The bill also appropriates $70 million to replace the Registry of Motor Vehicle’s information technology infrastructure.
“Leominster will be receiving more than $1,000,000 in Chapter 90 funding for FY18,” said Higgins, “I hear from Leominster residents regularly about roads in their neighborhoods that need maintenance and I am glad that this will give the city the resources it needs to make those improvements.”
“Chapter 90 funds are essential to providing stability and spurring economic growth in Massachusetts,” House Speaker Robert A. DeLeo (D-Winthrop) said. “That growth starts on the local level. I am pleased we were able to take action on this bill before April to support safety and efficiency in our municipalities.”
“The House of Representatives voted to support $200 million of Chapter 90 funding for our cities and towns,” said Representative Brian S. Dempsey (D-Haverhill), Chair of the Joint Committee on Ways & Means. “Today’s vote will ensure that local transportation projects will continue to move forward as the busy construction season gets under way. These funds are a vital source of local aid and demonstrate the House’s ongoing commitment to deliver needed resources to our partners at the municipal level.”

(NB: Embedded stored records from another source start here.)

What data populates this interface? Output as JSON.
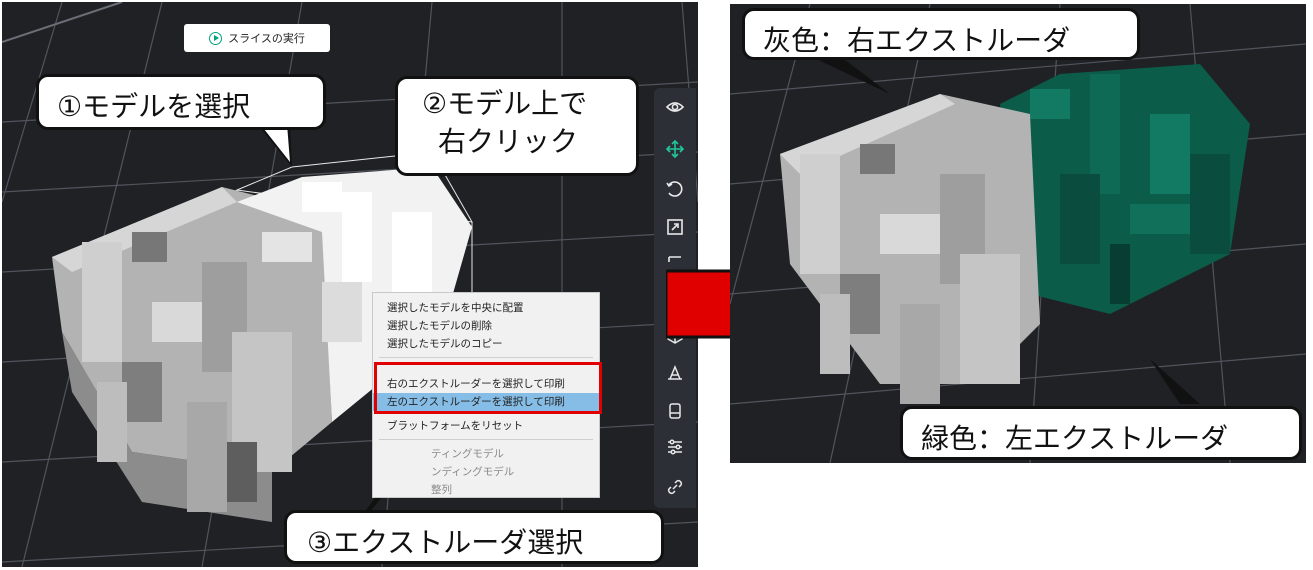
{
  "slice_button": {
    "label": "スライスの実行",
    "icon": "play-icon"
  },
  "callouts": {
    "select_model": "①モデルを選択",
    "right_click_line1": "②モデル上で",
    "right_click_line2": "右クリック",
    "extruder_select": "③エクストルーダ選択",
    "gray_right": "灰色：右エクストルーダ",
    "green_left": "緑色：左エクストルーダ"
  },
  "context_menu": {
    "items": [
      {
        "label": "選択したモデルを中央に配置",
        "state": "normal"
      },
      {
        "label": "選択したモデルの削除",
        "state": "normal"
      },
      {
        "label": "選択したモデルのコピー",
        "state": "normal"
      },
      {
        "label": "右のエクストルーダーを選択して印刷",
        "state": "normal"
      },
      {
        "label": "左のエクストルーダーを選択して印刷",
        "state": "selected"
      },
      {
        "label": "ブラットフォームをリセット",
        "state": "normal"
      },
      {
        "label": "ティングモデル",
        "state": "disabled"
      },
      {
        "label": "ンディングモデル",
        "state": "disabled"
      },
      {
        "label": "整列",
        "state": "disabled"
      }
    ]
  },
  "toolbar": {
    "icons": [
      "eye-icon",
      "move-icon",
      "rotate-icon",
      "scale-icon",
      "mirror-icon",
      "cube-icon",
      "support-icon",
      "layer-icon",
      "settings-sliders-icon",
      "link-icon"
    ]
  },
  "colors": {
    "viewport_bg": "#1f2125",
    "model_gray": "#b9b9b9",
    "model_green": "#0c5c4a",
    "accent_red": "#e00000",
    "menu_selected": "#86bde6"
  }
}
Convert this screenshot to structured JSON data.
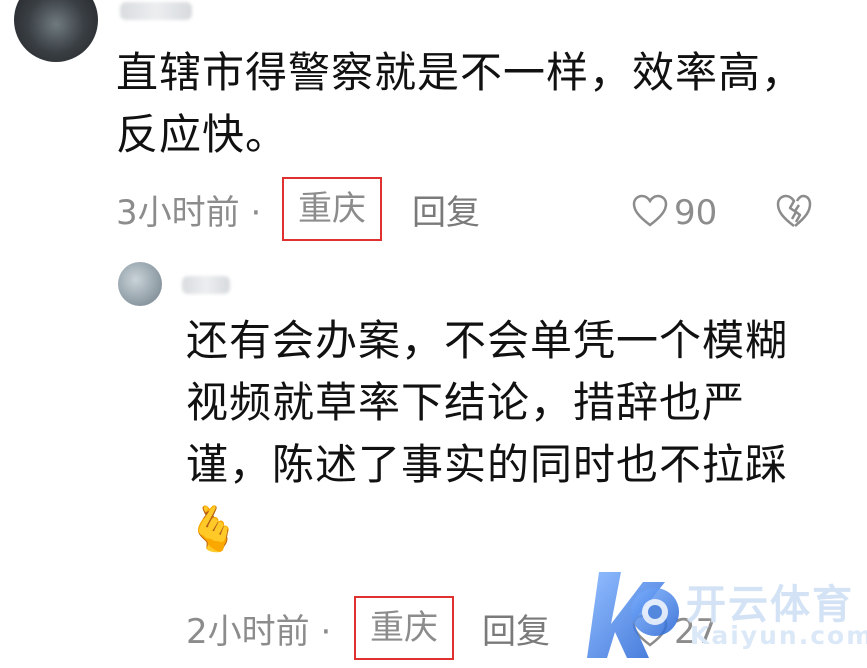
{
  "comment": {
    "text": "直辖市得警察就是不一样，效率高，反应快。",
    "time": "3小时前",
    "separator": "·",
    "location": "重庆",
    "reply_label": "回复",
    "like_count": "90"
  },
  "reply": {
    "text": "还有会办案，不会单凭一个模糊视频就草率下结论，措辞也严谨，陈述了事实的同时也不拉踩",
    "emoji": "🫰",
    "time": "2小时前",
    "separator": "·",
    "location": "重庆",
    "reply_label": "回复",
    "like_count": "27"
  },
  "watermark": {
    "title": "开云体育",
    "subtitle": "Kaiyun.com"
  },
  "icons": {
    "like": "heart-outline-icon",
    "dislike": "broken-heart-icon"
  },
  "colors": {
    "highlight_box": "#e03131",
    "meta_text": "#8c8c8c",
    "watermark_blue": "#2f6fd6"
  }
}
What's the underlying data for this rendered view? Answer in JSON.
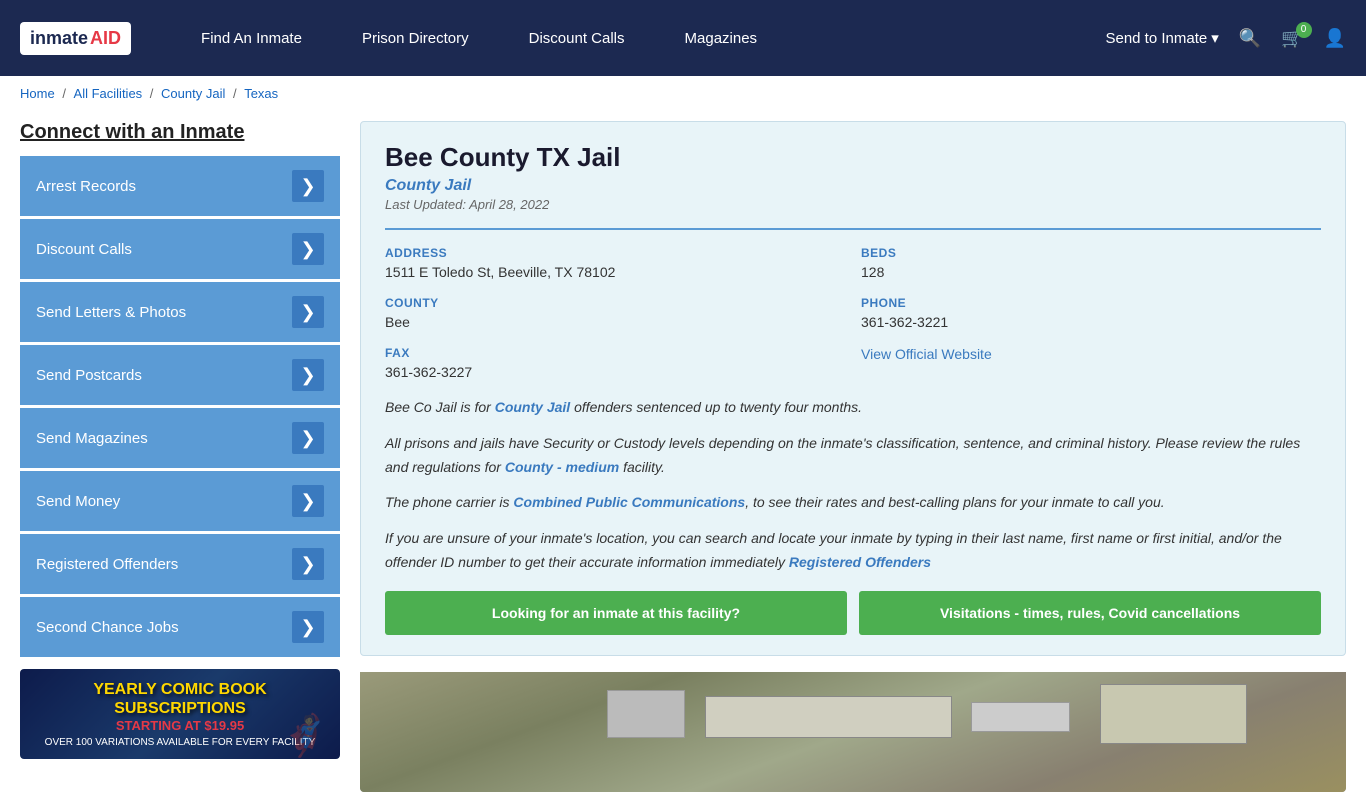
{
  "nav": {
    "logo": {
      "text_inmate": "inmate",
      "text_aid": "AID",
      "icon": "🎓"
    },
    "links": [
      {
        "label": "Find An Inmate",
        "id": "find-inmate"
      },
      {
        "label": "Prison Directory",
        "id": "prison-directory"
      },
      {
        "label": "Discount Calls",
        "id": "discount-calls"
      },
      {
        "label": "Magazines",
        "id": "magazines"
      }
    ],
    "send_label": "Send to Inmate",
    "send_arrow": "▾",
    "cart_count": "0",
    "search_icon": "🔍",
    "cart_icon": "🛒",
    "user_icon": "👤"
  },
  "breadcrumb": {
    "home": "Home",
    "all": "All Facilities",
    "type": "County Jail",
    "state": "Texas"
  },
  "sidebar": {
    "title": "Connect with an Inmate",
    "items": [
      {
        "label": "Arrest Records"
      },
      {
        "label": "Discount Calls"
      },
      {
        "label": "Send Letters & Photos"
      },
      {
        "label": "Send Postcards"
      },
      {
        "label": "Send Magazines"
      },
      {
        "label": "Send Money"
      },
      {
        "label": "Registered Offenders"
      },
      {
        "label": "Second Chance Jobs"
      }
    ],
    "ad": {
      "title": "YEARLY COMIC BOOK\nSUBSCRIPTIONS",
      "subtitle": "STARTING AT $19.95",
      "desc": "OVER 100 VARIATIONS AVAILABLE FOR EVERY FACILITY"
    }
  },
  "facility": {
    "name": "Bee County TX Jail",
    "type": "County Jail",
    "last_updated": "Last Updated: April 28, 2022",
    "address_label": "ADDRESS",
    "address_value": "1511 E Toledo St, Beeville, TX 78102",
    "beds_label": "BEDS",
    "beds_value": "128",
    "county_label": "COUNTY",
    "county_value": "Bee",
    "phone_label": "PHONE",
    "phone_value": "361-362-3221",
    "fax_label": "FAX",
    "fax_value": "361-362-3227",
    "website_label": "View Official Website",
    "desc1": "Bee Co Jail is for County Jail offenders sentenced up to twenty four months.",
    "desc1_link": "County Jail",
    "desc2": "All prisons and jails have Security or Custody levels depending on the inmate's classification, sentence, and criminal history. Please review the rules and regulations for County - medium facility.",
    "desc2_link": "County - medium",
    "desc3": "The phone carrier is Combined Public Communications, to see their rates and best-calling plans for your inmate to call you.",
    "desc3_link": "Combined Public Communications",
    "desc4": "If you are unsure of your inmate's location, you can search and locate your inmate by typing in their last name, first name or first initial, and/or the offender ID number to get their accurate information immediately Registered Offenders",
    "desc4_link": "Registered Offenders",
    "btn1": "Looking for an inmate at this facility?",
    "btn2": "Visitations - times, rules, Covid cancellations"
  }
}
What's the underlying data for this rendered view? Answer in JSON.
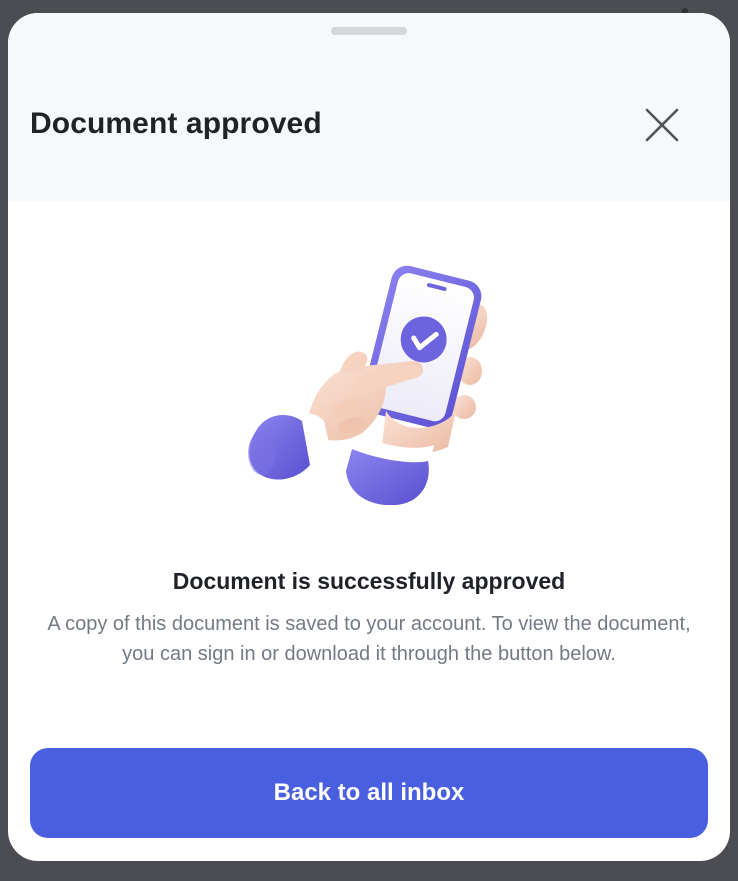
{
  "sheet": {
    "title": "Document approved",
    "close_icon": "close-icon",
    "illustration_icon": "hand-holding-phone-check-icon"
  },
  "message": {
    "title": "Document is successfully approved",
    "body": "A copy of this document is saved to your account. To view the document, you can sign in or download it through the button below."
  },
  "actions": {
    "primary_label": "Back to all inbox"
  },
  "colors": {
    "accent": "#4a5fe0",
    "illustration_purple": "#6e63df",
    "header_bg": "#f7f8fa",
    "title_text": "#1f2227",
    "body_text": "#747a83",
    "backdrop": "#4b4d52"
  }
}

“This funding is instrumental to cities and towns seeking to make repairs and updates to their infrastructure,” said Representative William Straus (D–Mattapoisett), Chair of the Joint Committee on Transportation. “The winter weather is especially tough on roads, and The Legislature’s $200M appropriation will allow municipalities added funds this construction season for repairs that are most needed.”
This legislation complements a 2016 transportation law focused on highways, small bridges and a municipal grant program. That bill authorized $750 million for both federal-aid interstate and non-interstate highway projects, and $50 million for a new program to repair small bridges.